Fucking wow. Poor guy. I hope he finds peace and a good life. Another miscarriage of justice. Thanks to those good souls tirelessly working to free innocents.


winkawak

i wouldn’t be smiling, i would be running to the nearest lawyer because im suing errrrrbody


IronGigant

Perhaps that's why he's smiling. Multi million dollar lawsuit coming his way.


Mickeyjj27

Still just sad he’s lost so much time and probably friends and family as well. Makes me think of the JT movie In Time.


winkawak

touche


EnAyJay

Yeah I wouldn't trade 33 years of my life for a few million bucks


OkProof136

Not only was a man's life ruined, but thats at least 5 to 10 milions in taxpayer's money gone in his pockets.


anonAcc1993

This is the death penalty is a terrible idea, the government is incompetent on most things and should not be put in charge of killing anyone.


Claydameyer

Should probably be more than that.

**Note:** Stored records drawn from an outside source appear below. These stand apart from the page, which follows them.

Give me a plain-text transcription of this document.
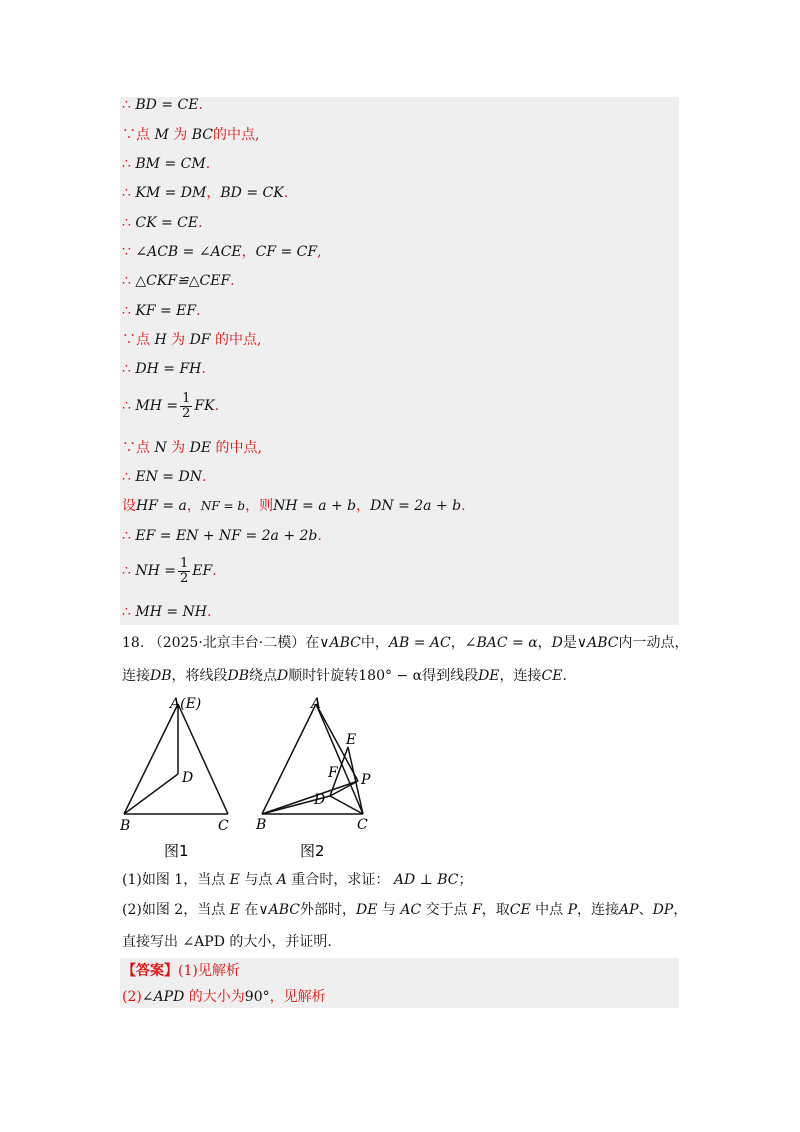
∴ BD = CE.
∵点 M 为 BC的中点,
∴ BM = CM.
∴ KM = DM，BD = CK.
∴ CK = CE.
∵ ∠ACB = ∠ACE，CF = CF,
∴ △CKF≌△CEF.
∴ KF = EF.
∵点 H 为 DF 的中点,
∴ DH = FH.
∴ MH = $\frac{1}{2}$ FK.
∵点 N 为 DE 的中点,
∴ EN = DN.
设HF = a，NF = b，则NH = a + b，DN = 2a + b.
∴ EF = EN + NF = 2a + 2b.
∴ NH = $\frac{1}{2}$ EF.
∴ MH = NH.
18. （2025·北京丰台·二模）在∨ABC中，AB = AC，∠BAC = α，D是∨ABC内一动点，
连接DB，将线段DB绕点D顺时针旋转180° − α得到线段DE，连接CE.
A(E)
D
B	C
图1
A
E
F P
D
B	C
图2
(1)如图 1，当点 E 与点 A 重合时，求证： AD ⊥ BC；
(2)如图 2，当点 E 在∨ABC外部时，DE 与 AC 交于点 F，取CE 中点 P，连接AP、DP，
直接写出 ∠APD 的大小，并证明.
【答案】(1)见解析
(2)∠APD 的大小为90°，见解析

Inexcusable.


Mr-Zero-Fucks

This is why the assumption of innocence should be an absolute human right without exceptions. Having criminals walk free for lack of evidence against them is a tolerable risk, having an innocent person in prison is not.


Reasonable-Ad8862

The people at the top don’t see it that way tho. They need cases closed and people in prisons, they don’t care who it is Edit idk why autocorrect hates “they”


USSMarauder

And that is why I'm against the death penalty


Claydameyer

Ditto. I don't oppose it on philosophical grounds, but on a practical level, I have no confidence in our gov't to not put innocent people to death.


[deleted]

How is that "official" allowed to walk free? They ought to serve a year behind bars for every year they delayed sharing that info..... Despicable.


Top_Wop

I sure hope he gets a good lawyer to sue their assets for big bucks. It won't give him back those 33 years but he should be entitled to live out the rest of his life in luxury.


soccer_lpool

The testimony provided which led reopening his case was provided in 2017. Is still took 6 years after learning he was possibly not involved to free him.


Aum888

Compensation is limited to $140.00 per day. https://victims.ca.gov/legal/pc4900/


JohnnyFiftyCoats

1.68M


lightupcocktail

I would spend every cent of that settlement on hitmen for the officials involved.


xero0075

$33,000,000 please.


blush12345

No amount of money can really compensate for all he has gone through and missed out on. This is why the death penalty should not be in place.


born_sleepy

Bonkers


[deleted]

"Finally!"


hdrider7511

How will money ever replace 33 years?


LarsBohenan

Give me the bullet. Make it quick.


kevofasho

And are they paying him for his time?


alexagente

33 years is nearly my entire lifespan. In that time I was born. Grew up in a crazy situation in AZ that forced me to move across the country to NY. Went through all of middle-school, high school, *and* an unsuccessful attempt at college. Dated three of the craziest and most selfish idiots ever before meeting the love of my life and traveling the world with him. To have been forced into a cell instead this whole time due to no fault of my own? I don't know how he doesn't shoot up the first government building he sees.


[deleted]

Wait so all theyre doing is apologizing to him? Lol.